Since September 2022, PRW has received 12 proposals, of which 6 have been accepted. Of the 6 accepted proposals, all have been onboarded and are actively working with the data. Thirty-one researchers from 17 universities in 9 countries are involved in these research projects. Based on the self-reported data, 39% (n = 12) of these researchers are women and 61% (n = 19) are men; the options “Other” and “Prefer not to disclose” were both at 0%. We promote transparency in science and therefore publish all accepted proposals on a dedicated Peer Review Workbench Research Paper Series page on SSRN.2 Box 25-0963 shows the list of research proposals currently working with the data.
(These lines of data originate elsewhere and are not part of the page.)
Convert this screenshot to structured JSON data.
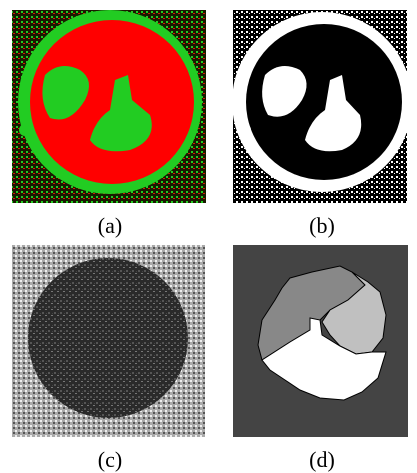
{
  "figure": {
    "panels": [
      {
        "label": "(a)"
      },
      {
        "label": "(b)"
      },
      {
        "label": "(c)"
      },
      {
        "label": "(d)"
      }
    ]
  }
}
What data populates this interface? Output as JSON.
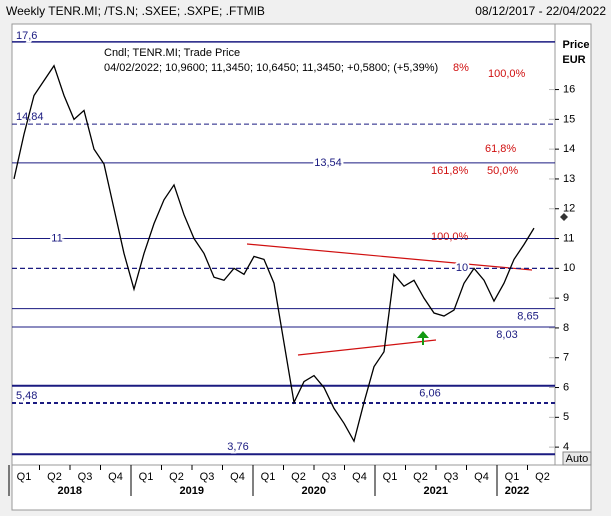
{
  "chart_data": {
    "type": "line",
    "title": "Weekly TENR.MI; /TS.N; .SXEE; .SXPE; .FTMIB",
    "date_range": "08/12/2017 - 22/04/2022",
    "legend_line1": "Cndl; TENR.MI; Trade Price",
    "legend_line2": "04/02/2022; 10,9600; 11,3450; 10,6450; 11,3450; +0,5800; (+5,39%)",
    "legend_tail": "8%",
    "y_axis_title_1": "Price",
    "y_axis_title_2": "EUR",
    "auto_label": "Auto",
    "quarters": [
      "Q1",
      "Q2",
      "Q3",
      "Q4",
      "Q1",
      "Q2",
      "Q3",
      "Q4",
      "Q1",
      "Q2",
      "Q3",
      "Q4",
      "Q1",
      "Q2",
      "Q3",
      "Q4",
      "Q1",
      "Q2"
    ],
    "years": [
      "2018",
      "2019",
      "2020",
      "2021",
      "2022"
    ],
    "ylim": [
      3.4,
      18.2
    ],
    "yticks": [
      4,
      5,
      6,
      7,
      8,
      9,
      10,
      11,
      12,
      13,
      14,
      15,
      16
    ],
    "series": [
      {
        "name": "TENR.MI",
        "color": "#000000",
        "values": [
          13.0,
          14.5,
          15.8,
          16.3,
          16.8,
          15.8,
          15.0,
          15.3,
          14.0,
          13.5,
          12.0,
          10.5,
          9.3,
          10.5,
          11.5,
          12.3,
          12.8,
          11.8,
          11.0,
          10.5,
          9.7,
          9.6,
          10.0,
          9.8,
          10.4,
          10.3,
          9.5,
          7.5,
          5.5,
          6.2,
          6.4,
          6.0,
          5.3,
          4.8,
          4.2,
          5.5,
          6.7,
          7.2,
          9.8,
          9.4,
          9.6,
          9.0,
          8.5,
          8.4,
          8.6,
          9.5,
          10.0,
          9.6,
          8.9,
          9.5,
          10.3,
          10.8,
          11.35
        ]
      }
    ],
    "levels": [
      {
        "value": 17.6,
        "label": "17,6"
      },
      {
        "value": 14.84,
        "label": "14,84"
      },
      {
        "value": 13.54,
        "label": "13,54"
      },
      {
        "value": 11,
        "label": "11"
      },
      {
        "value": 10,
        "label": "10"
      },
      {
        "value": 8.65,
        "label": "8,65"
      },
      {
        "value": 8.03,
        "label": "8,03"
      },
      {
        "value": 6.06,
        "label": "6,06"
      },
      {
        "value": 5.48,
        "label": "5,48"
      },
      {
        "value": 3.76,
        "label": "3,76"
      }
    ],
    "fib_labels": [
      "100,0%",
      "61,8%",
      "50,0%",
      "161,8%",
      "100,0%"
    ]
  }
}
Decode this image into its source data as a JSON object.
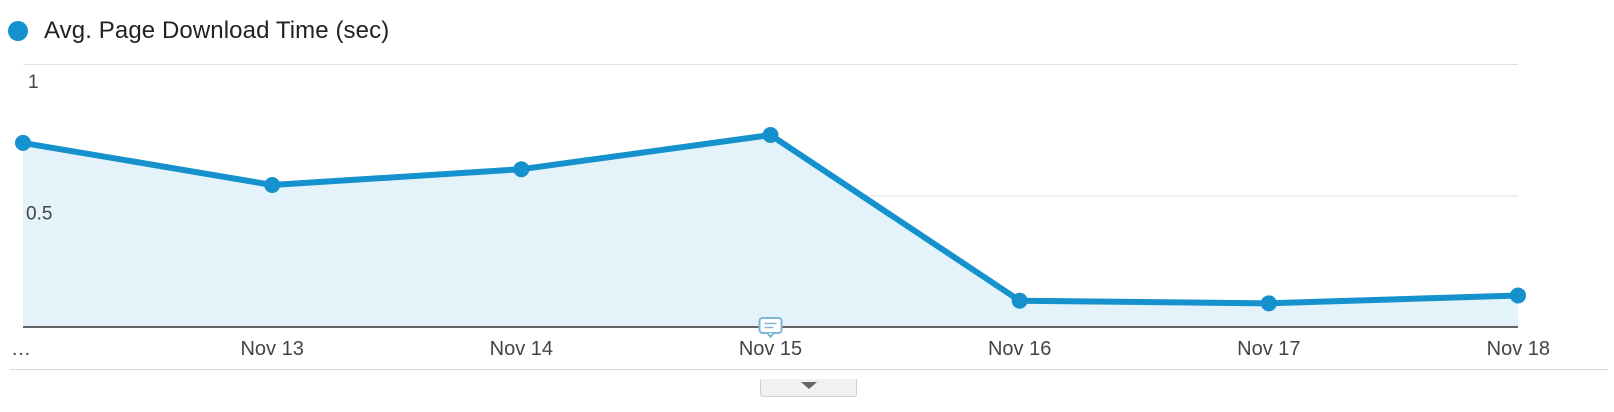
{
  "legend": {
    "label": "Avg. Page Download Time (sec)"
  },
  "colors": {
    "line": "#1591cd",
    "area": "#e4f2f9",
    "grid": "#e2e2e2",
    "baseline": "#333333",
    "annotation_icon": "#7fb6d8"
  },
  "chart_data": {
    "type": "area",
    "title": "",
    "xlabel": "",
    "ylabel": "",
    "categories": [
      "…",
      "Nov 13",
      "Nov 14",
      "Nov 15",
      "Nov 16",
      "Nov 17",
      "Nov 18"
    ],
    "series": [
      {
        "name": "Avg. Page Download Time (sec)",
        "values": [
          0.7,
          0.54,
          0.6,
          0.73,
          0.1,
          0.09,
          0.12
        ]
      }
    ],
    "y_ticks": [
      "1",
      "0.5"
    ],
    "ylim": [
      0,
      1
    ],
    "grid": true,
    "legend_position": "top-left",
    "annotation_icon": "comment-icon"
  }
}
So far, these proposals published on SSRN have attracted over 170 downloads and almost 800 views.

Conclusions

The breadth of the ongoing studies encourages us to continue adding Elsevier journal and manuscript metadata annually to PRW and organize our seasonal seminars starting from autumn 2025 to report on the progress and findings of each study. This may also help improve the visibility of PRW.

References

1. Petchiappan R, James K, Plume A, et al. Analysing Elsevier Journal Metadata within peer review Workbench. SSRN. Revised June 9, 2025. Accessed July 16, 2025. https://papers.ssrn.com/sol3/papers.cfm?abstract_id=4211833

2. SSRN. PRW: Peer Review Workbench Research Paper Series. Accessed July 16, 2025. https://www.ssrn.com/index.cfm/en/peer-review-workbench/

1Elsevier, Amsterdam, the Netherlands, bahar.mehmani@elsevier.com.

Conflict of Interest Disclosures

All authors are employees of Elsevier, the owner of the Peer Review Workbench, the publisher of the journals whose metadata is hosted on PRW, and the owner of the submission system used for collecting the data. Elsevier is also the owner of the Scopus database that was used to enrich the journals’ metadata with their different impact factor quartiles and subject areas. Bahar Mehmani is a member of the Peer Review Congress Advisory Board but was not involved in the review or decision for this abstract.